Dans la démarche créatrice de Geronimo, la technique n’est pas un fin en soi mais est au service, soit de l’exaltation de l’objet culte, soit du message de l’œuvre. Au fil du développement de son travail, l’artiste fait coexister le règne de l’objet dans toute la démesure fétichiste du show off avec la face B, l’envers de la scène, le champ de la profondeur et de la gravité qui interroge la dimension tragique de l’existence. La vie, après tout, est irréductiblement à la fois une fête est une épreuve, et nous n’échappons pas à cette dialectique. Geronimo fabrique ses moules 3D à des échelles improbables, ses prototypes géants, convoque une machine dont il détourne l’utilisation pour creuser les microsillons de ses vinyles XXL, s’arrange pour qu’une presse s’adapte au format souhaité ; il en est de même pour les langues en tous matériaux, les guitares de 4 à 5 m d’envergure : Jumping Bull franchit toutes les limites. Les guitares sont pour lui des symboles dont il s’entoure avec passion : Il a constitué une collection d’instruments signés de toutes les légendes de la scène musicale internationale, qui occupe une pièce entière de l’un de ses lieux de vie.
La technique au service du message de l’œuvre.
La profusion de procédés imagés par Geronimo sert aussi à appuyer des propos venus d’un intérêt pour l’Histoire du XXe siècle et ses ténèbres qui planent toujours dans notre contemporanéité. Une rencontre avec un rabbin a inspiré un portrait tout particulier. Geronimo a pensé aux œuvres spoliées aux juifs durant la traque impitoyable des nazis. À première vue, un tableau qui s’appréhende comme un monochrome noir. En s’approchant, en faisant un pas de côté, selon un angle précis, on aperçoit alors le portrait du rabbin qui se révèle dans un jeu de transparences dont l’artiste a le secret. Une protection, un hommage aux justes qui ont caché des identités juives pour les soustraire au destin funeste. Le judaïsme dans ses différentes approches intéresse l’artiste, qui en a transcrit les principes dans une série d’œuvres. Shimon Peres, Ben Gourion, entre autres personnages historiques, sont représentés au milieu d’un parchemin de la Mer Morte rehaussé à la feuille d’or. Geronimo s’attache à puiser la matière à la source. Sables, pierres, venus de lieux mythiques, alimentent ses créations. Un autre travail s’inspire de la Kabbale, où le tracé de l’arbre symbolique apparaît seulement dans le noir, en phosphorescence, lorsque l’on contemple la toile toutes lumières éteintes. Le thème du Mur des Lamentations a également fait l’objet de réalisations avec de la terre d’Israël : des sculptures monumentales fidèles au tracé et à la végétation de ce lieu témoin. Geronimo raconte avec émotion à ce propos un voyage en Israël avec Joey Starr, une rencontre déterminante, nourrie d’une curiosité réciproque. Les voilà tous deux réunis pour participer à un dîner organisé au pied du Mur des Lamentations, moment gravé parmi d’autres. Les œuvres ont très souvent une histoire personnelle et ont été conçues dans des contextes particuliers marqués par une humilité humaniste. Geronimo aime dire qu’il peint des idées et sculpte des concepts. Il a aussi réalisé un portrait de 3m x 3m d’un tyran incarnant le mal absolu, décomposé en mosaïque de photos glaçantes, comme pour dilapider à jamais ce visage de la haine ultime.

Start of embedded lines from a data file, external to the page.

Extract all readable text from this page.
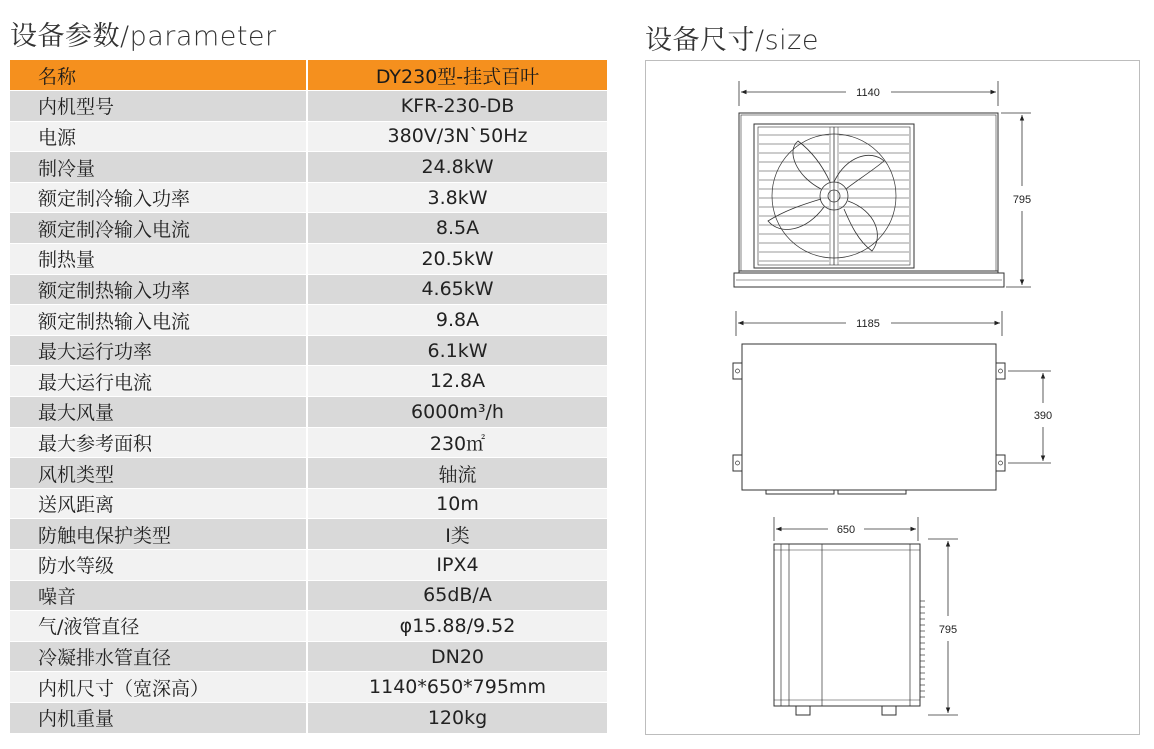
设备参数/parameter	设备尺寸/size
名称	DY230型-挂式百叶
内机型号	KFR-230-DB
电源	380V/3N`50Hz
制冷量	24.8kW
额定制冷输入功率	3.8kW
额定制冷输入电流	8.5A
制热量	20.5kW
额定制热输入功率	4.65kW
额定制热输入电流	9.8A
最大运行功率	6.1kW
最大运行电流	12.8A
最大风量	6000m³/h
最大参考面积	230㎡
风机类型	轴流
送风距离	10m
防触电保护类型	Ⅰ类
防水等级	ⅠPX4
噪音	65dB/A
气/液管直径	φ15.88/9.52
冷凝排水管直径	DN20
内机尺寸（宽深高）	1140*650*795mm
内机重量	120kg
1140
795
1185
390
650
795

Un parcours artistique hors-normes.
De sa première initiation – en autodidacte – à la pratique artistique pour canaliser ses sorties de route, depuis le premier regard encourageant porté sur ses toiles liminaires, suivi de façon inattendue d’un reportage consacré à son travail dans une émission dediee à l’art en Belgique, lui ouvrant les portes d’une exposition initiatique dans un musée d’art brut, jusqu’à l’œuvre prolifique que Geronimo déploie aujourd’hui, une constante : un foisonnement éclectique de thèmes, de matières, de procédés, de formats, une œuvre déroutante à la mesure d’un personnage insaisissable et définitivement irréductible aux catégories, éminemment présent à la vie, dans ses manifestations à la fois naturelles et superficielles, entre gravité du réel et légèreté de la scène. Une œuvre pléthorique qui est une ode à l’existence dans tous ses reliefs et soubresauts, une plongée dans les profondeurs des ténèbres autant qu’une envolée flamboyante sous les projecteurs.